Animal vs. Plant Protein
Animal products such as meat, eggs, and dairy are great sources of protein. However, they may also be high in LDL cholesterol and saturated fat. Because of this, some people may opt for a leaner source of animal protein, such as salmon. Others will use whey protein, a byproduct of cheese production, to obtain their daily recommended intake of protein.
Plants also provide protein. However, many fruits and vegetables lack one or two of the essential amino acids your body needs. Vegetarians and vegans must therefore find other sources of plant proteins, such as different varieties of beans, legumes, tofu, quinoa, nuts, and seeds, among others.
Animal-based and plant-based proteins provide different nutritional value to consumers. Some animal proteins are very high in saturated fat and low in dietary fiber, while plant proteins are high in fiber, but often lack one or two of the nine essential amino acids.
For example, a cut of steak will give you approximately 40 grams of protein, but it will also provide you with more than 60% of your recommended intake of saturated fat.

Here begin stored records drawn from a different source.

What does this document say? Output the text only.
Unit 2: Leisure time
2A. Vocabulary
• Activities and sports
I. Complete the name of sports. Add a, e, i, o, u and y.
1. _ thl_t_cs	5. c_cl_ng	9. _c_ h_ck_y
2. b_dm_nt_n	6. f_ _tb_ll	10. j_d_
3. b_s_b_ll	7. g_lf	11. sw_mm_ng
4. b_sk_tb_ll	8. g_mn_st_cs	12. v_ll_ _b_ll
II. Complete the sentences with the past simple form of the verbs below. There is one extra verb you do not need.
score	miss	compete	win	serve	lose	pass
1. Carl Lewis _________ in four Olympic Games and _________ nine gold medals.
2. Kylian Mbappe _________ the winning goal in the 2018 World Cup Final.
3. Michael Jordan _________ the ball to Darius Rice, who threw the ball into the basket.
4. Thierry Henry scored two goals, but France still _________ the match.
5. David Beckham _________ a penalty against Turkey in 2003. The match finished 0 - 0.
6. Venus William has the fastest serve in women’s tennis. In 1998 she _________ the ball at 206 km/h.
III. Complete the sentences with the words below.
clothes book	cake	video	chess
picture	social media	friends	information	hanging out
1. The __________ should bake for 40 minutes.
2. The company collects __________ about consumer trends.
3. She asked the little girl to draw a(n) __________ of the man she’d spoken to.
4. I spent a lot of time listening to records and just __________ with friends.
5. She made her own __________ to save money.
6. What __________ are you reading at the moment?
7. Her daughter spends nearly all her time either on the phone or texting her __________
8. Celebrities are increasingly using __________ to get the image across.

Salmon, on the other hand, contains over 30 grams of protein and one-eighth of the saturated fat content of steak; it's also high in heart-healthy fats such as omega-3s.
Plant-based proteins tend to be lower in sodium and higher in fiber. For example, one cup of tempeh provides 31 grams of protein. Lentils give you 18 grams per cup. Black beans, chickpeas, and other beans provide approximately 15 grams per one cup.
The other thing to watch out for in animal proteins, especially pre-packaged and cured ones, is the sodium content. Additionally, consuming high amounts of animal protein such as red meat has been linked to many health issues such as cardiovascular disease, diabetes, and even cancer.
Because animal protein and plant protein differ, each offers something unique to our diets and must be treated differently when preparing them for meals. The good thing is that both sources of protein are extremely versatile. Add some grilled chicken to a salad or top your favorite savory breakfast bowl with an egg.
When it comes to plant-based protein sources, some people may want to make an almond butter to spread on whole wheat or even flax toast. You can also toss together a buckwheat salad or get adventurous with a spirulina smoothie.
When it comes to which protein source is better, it depends on your diet and whether the other foods you're eating balance each other. Each source has nutritional advantages and disadvantages, from amino acid profile to sodium content to fiber to saturated fats. Ultimately, you want to find a healthy protein source that you enjoy and that fits your lifestyle.